В ностальгии по СССР, которую социологи, не знаю уж с какой целью, обнаруживают у граждан России преимущественно старшего возраста, есть очень много двусмысленного.

С одной стороны, мы, кажется, отлично знаем, что из себя представляет эта ностальгия. Ею забиты все интернет-паблики типа «Рожденные в СССР», «Любовь, Комсомол и Весна» и т. д., ее пытаются эксплуатировать создатели сериалов про советских гранд-дам и фильмов про отважных чекистов, к ней апеллируют политики не только левой, но и центристской ориентации (а правых у нас, по сути, нет – «правыми» себя объявляли экономические людоеды-либералы, а настоящих правых в европейском смысле – как Курц, Ле Пен, Сальвини – у нас разве что Поклонская).

Если ориентироваться на эти медиапродукты, может создаться впечатление, что советский человек только то и делал, что слушал Пахмутову, читал книжки про пионера-героя Павлика Морозова и про майора Вихря, смотрел исключительно «Неуловимых мстителей», кушал эскимо, запивая его газировкой за три копейки, мечтал стать космонавтом и все свободное время проводил, гордясь строительством БАМа и мощью Советской Армии на парадах на День Победы (упссс, на 9 мая парадов не было, были только хмурым 7 ноября).

Такой эффект возникает в результате примитивно-археологического подхода к живой истории, когда группа сходных артефактов объединяется в целостную «археологическую культуру», которая начинает некритически восприниматься как слепок живой жизни.

Любой опытный археолог знает, что в реальной жизни обитателей прошлого вещи, во-первых, бытовали с некоторым хронологическим сдвигом – часто пользовались «старым», а во-вторых, в реальной жизни у одного и того же населения переплетались в быту артефакты нескольких культур. Один и тот же человек в одно и то же время в одном и том же месте мог пользоваться славянскими горшками, сарматскими стрелами, римскими фибулами, варварским подражанием римским же пряжкам, и даже каким-нибудь китайским импортом.

Между тем дистиллированная «советская археологическая культура», которую выделили конструкторы совностальгии, лишена малейшей двусмысленности, и ее пропагандисты относятся к ней со звериной серьезностью.
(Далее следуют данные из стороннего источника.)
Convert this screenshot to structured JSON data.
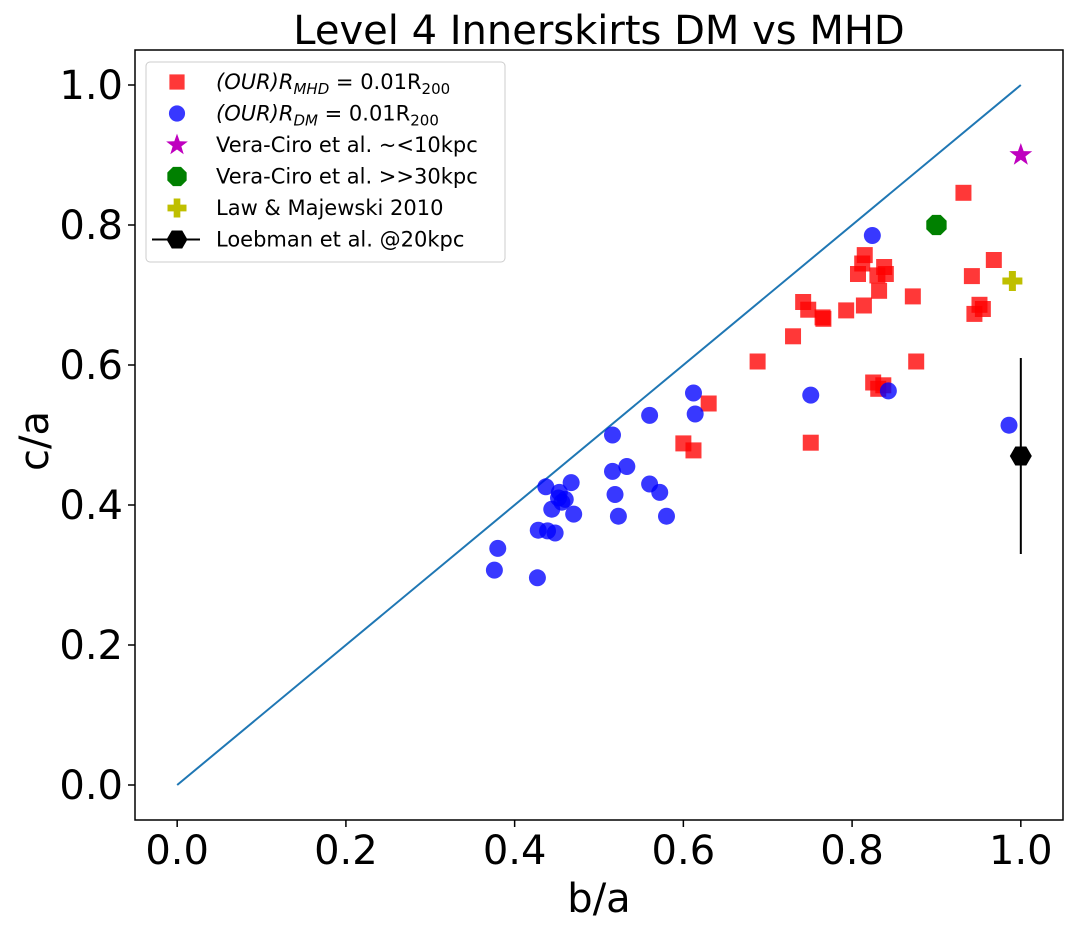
{
  "chart_data": {
    "type": "scatter",
    "title": "Level 4 Innerskirts DM vs MHD",
    "xlabel": "b/a",
    "ylabel": "c/a",
    "xlim": [
      -0.05,
      1.05
    ],
    "ylim": [
      -0.05,
      1.05
    ],
    "xticks": [
      0.0,
      0.2,
      0.4,
      0.6,
      0.8,
      1.0
    ],
    "yticks": [
      0.0,
      0.2,
      0.4,
      0.6,
      0.8,
      1.0
    ],
    "xtick_labels": [
      "0.0",
      "0.2",
      "0.4",
      "0.6",
      "0.8",
      "1.0"
    ],
    "ytick_labels": [
      "0.0",
      "0.2",
      "0.4",
      "0.6",
      "0.8",
      "1.0"
    ],
    "grid": false,
    "legend_position": "top-left",
    "reference_line": {
      "x": [
        0.0,
        1.0
      ],
      "y": [
        0.0,
        1.0
      ],
      "color": "#1f77b4"
    },
    "series": [
      {
        "name": "(OUR)R_MHD = 0.01R_200",
        "legend_parts": {
          "pre": "(OUR)R",
          "sub1": "MHD",
          "mid": " = 0.01R",
          "sub2": "200"
        },
        "marker": "square",
        "color": "#ff0000",
        "points": [
          [
            0.932,
            0.846
          ],
          [
            0.815,
            0.757
          ],
          [
            0.812,
            0.745
          ],
          [
            0.807,
            0.73
          ],
          [
            0.838,
            0.74
          ],
          [
            0.84,
            0.73
          ],
          [
            0.83,
            0.728
          ],
          [
            0.832,
            0.706
          ],
          [
            0.872,
            0.698
          ],
          [
            0.814,
            0.685
          ],
          [
            0.793,
            0.678
          ],
          [
            0.742,
            0.69
          ],
          [
            0.748,
            0.679
          ],
          [
            0.765,
            0.668
          ],
          [
            0.766,
            0.666
          ],
          [
            0.73,
            0.641
          ],
          [
            0.688,
            0.605
          ],
          [
            0.876,
            0.605
          ],
          [
            0.942,
            0.727
          ],
          [
            0.968,
            0.75
          ],
          [
            0.951,
            0.686
          ],
          [
            0.955,
            0.68
          ],
          [
            0.945,
            0.673
          ],
          [
            0.825,
            0.575
          ],
          [
            0.837,
            0.571
          ],
          [
            0.831,
            0.566
          ],
          [
            0.63,
            0.545
          ],
          [
            0.6,
            0.488
          ],
          [
            0.612,
            0.478
          ],
          [
            0.751,
            0.489
          ]
        ]
      },
      {
        "name": "(OUR)R_DM = 0.01R_200",
        "legend_parts": {
          "pre": "(OUR)R",
          "sub1": "DM",
          "mid": " = 0.01R",
          "sub2": "200"
        },
        "marker": "circle",
        "color": "#0000ff",
        "points": [
          [
            0.824,
            0.785
          ],
          [
            0.612,
            0.56
          ],
          [
            0.751,
            0.557
          ],
          [
            0.843,
            0.563
          ],
          [
            0.986,
            0.514
          ],
          [
            0.56,
            0.528
          ],
          [
            0.614,
            0.53
          ],
          [
            0.516,
            0.5
          ],
          [
            0.533,
            0.455
          ],
          [
            0.516,
            0.448
          ],
          [
            0.56,
            0.43
          ],
          [
            0.572,
            0.418
          ],
          [
            0.519,
            0.415
          ],
          [
            0.523,
            0.384
          ],
          [
            0.58,
            0.384
          ],
          [
            0.437,
            0.426
          ],
          [
            0.467,
            0.432
          ],
          [
            0.453,
            0.418
          ],
          [
            0.452,
            0.41
          ],
          [
            0.46,
            0.408
          ],
          [
            0.456,
            0.404
          ],
          [
            0.444,
            0.394
          ],
          [
            0.47,
            0.387
          ],
          [
            0.428,
            0.364
          ],
          [
            0.439,
            0.363
          ],
          [
            0.448,
            0.36
          ],
          [
            0.38,
            0.338
          ],
          [
            0.376,
            0.307
          ],
          [
            0.427,
            0.296
          ]
        ]
      },
      {
        "name": "Vera-Ciro et al. ~<10kpc",
        "marker": "star",
        "color": "#bf00bf",
        "points": [
          [
            1.0,
            0.9
          ]
        ]
      },
      {
        "name": "Vera-Ciro et al. >>30kpc",
        "marker": "octagon",
        "color": "#008000",
        "points": [
          [
            0.9,
            0.8
          ]
        ]
      },
      {
        "name": "Law & Majewski 2010",
        "marker": "plus",
        "color": "#bfbf00",
        "points": [
          [
            0.99,
            0.72
          ]
        ]
      },
      {
        "name": "Loebman et al. @20kpc",
        "marker": "hexagon-errorbar",
        "color": "#000000",
        "points": [
          [
            1.0,
            0.47
          ]
        ],
        "yerr": [
          0.14
        ]
      }
    ]
  }
}
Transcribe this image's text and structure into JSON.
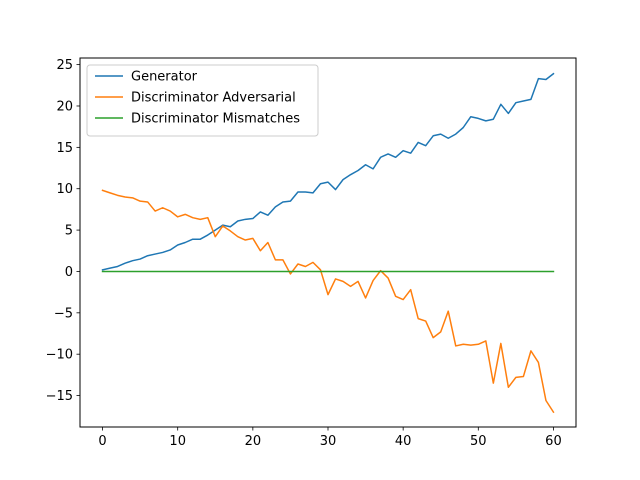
{
  "chart_data": {
    "type": "line",
    "title": "",
    "xlabel": "",
    "ylabel": "",
    "xlim": [
      -3,
      63
    ],
    "ylim": [
      -18.8,
      25.8
    ],
    "xticks": [
      0,
      10,
      20,
      30,
      40,
      50,
      60
    ],
    "yticks": [
      -15,
      -10,
      -5,
      0,
      5,
      10,
      15,
      20,
      25
    ],
    "xtick_labels": [
      "0",
      "10",
      "20",
      "30",
      "40",
      "50",
      "60"
    ],
    "ytick_labels": [
      "−15",
      "−10",
      "−5",
      "0",
      "5",
      "10",
      "15",
      "20",
      "25"
    ],
    "grid": false,
    "legend": "top-left",
    "x": [
      0,
      1,
      2,
      3,
      4,
      5,
      6,
      7,
      8,
      9,
      10,
      11,
      12,
      13,
      14,
      15,
      16,
      17,
      18,
      19,
      20,
      21,
      22,
      23,
      24,
      25,
      26,
      27,
      28,
      29,
      30,
      31,
      32,
      33,
      34,
      35,
      36,
      37,
      38,
      39,
      40,
      41,
      42,
      43,
      44,
      45,
      46,
      47,
      48,
      49,
      50,
      51,
      52,
      53,
      54,
      55,
      56,
      57,
      58,
      59,
      60
    ],
    "series": [
      {
        "name": "Generator",
        "color": "#1f77b4",
        "values": [
          0.2,
          0.4,
          0.6,
          1.0,
          1.3,
          1.5,
          1.9,
          2.1,
          2.3,
          2.6,
          3.2,
          3.5,
          3.9,
          3.9,
          4.4,
          5.0,
          5.6,
          5.4,
          6.1,
          6.3,
          6.4,
          7.2,
          6.8,
          7.8,
          8.4,
          8.5,
          9.6,
          9.6,
          9.5,
          10.6,
          10.8,
          9.9,
          11.1,
          11.7,
          12.2,
          12.9,
          12.4,
          13.8,
          14.2,
          13.8,
          14.6,
          14.3,
          15.6,
          15.2,
          16.4,
          16.6,
          16.1,
          16.6,
          17.4,
          18.7,
          18.5,
          18.2,
          18.4,
          20.2,
          19.1,
          20.4,
          20.6,
          20.8,
          23.3,
          23.2,
          23.9
        ]
      },
      {
        "name": "Discriminator Adversarial",
        "color": "#ff7f0e",
        "values": [
          9.8,
          9.5,
          9.2,
          9.0,
          8.9,
          8.5,
          8.4,
          7.3,
          7.7,
          7.3,
          6.6,
          6.9,
          6.5,
          6.3,
          6.5,
          4.2,
          5.5,
          4.9,
          4.2,
          3.8,
          4.0,
          2.5,
          3.5,
          1.4,
          1.4,
          -0.3,
          0.9,
          0.6,
          1.1,
          0.2,
          -2.8,
          -0.9,
          -1.2,
          -1.8,
          -1.2,
          -3.2,
          -1.1,
          0.1,
          -0.8,
          -3.0,
          -3.4,
          -2.2,
          -5.7,
          -6.0,
          -8.0,
          -7.3,
          -4.8,
          -9.0,
          -8.8,
          -8.9,
          -8.8,
          -8.4,
          -13.5,
          -8.7,
          -14.0,
          -12.8,
          -12.7,
          -9.6,
          -11.0,
          -15.6,
          -17.0
        ]
      },
      {
        "name": "Discriminator Mismatches",
        "color": "#2ca02c",
        "values": [
          0,
          0,
          0,
          0,
          0,
          0,
          0,
          0,
          0,
          0,
          0,
          0,
          0,
          0,
          0,
          0,
          0,
          0,
          0,
          0,
          0,
          0,
          0,
          0,
          0,
          0,
          0,
          0,
          0,
          0,
          0,
          0,
          0,
          0,
          0,
          0,
          0,
          0,
          0,
          0,
          0,
          0,
          0,
          0,
          0,
          0,
          0,
          0,
          0,
          0,
          0,
          0,
          0,
          0,
          0,
          0,
          0,
          0,
          0,
          0,
          0
        ]
      }
    ]
  }
}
Если в начале журнала фото бровей с Брежневым, в середине – оленеводы Чукотки, а в конце эротичные девушки в цветах, то сейчас подразумевают, что советский человек с одинаковым вниманием изучал и брови, и оленеводов, и девичьи выпуклости, а не пролистывал Брежнева, бросал быстрый взгляд на оленеводов как на экзотику и сосредотачивался на красотках.

Реальная жизнь в реальном СССР состояла из нескольких перекрещивающихся потоков. Советский официоз и полуофициоз, которым и забиты все ностальгические каналы, был только одним из них. Он был, конечно, всюду, но ценился очень и очень низко – редко какой пионер терпеливо мог выстоять линейку; его презирали, пародировали, о нем рассказывали анекдоты, в школе распевали пародии на советские песни и даже советский гимн, подшучивали «Засунь пальцы в рот и скажи «Ленинград», «Это ноги Надежды Константиновны, это ноги Феликса Эдмундовича, а где же Ленин? А Ленин в Париже».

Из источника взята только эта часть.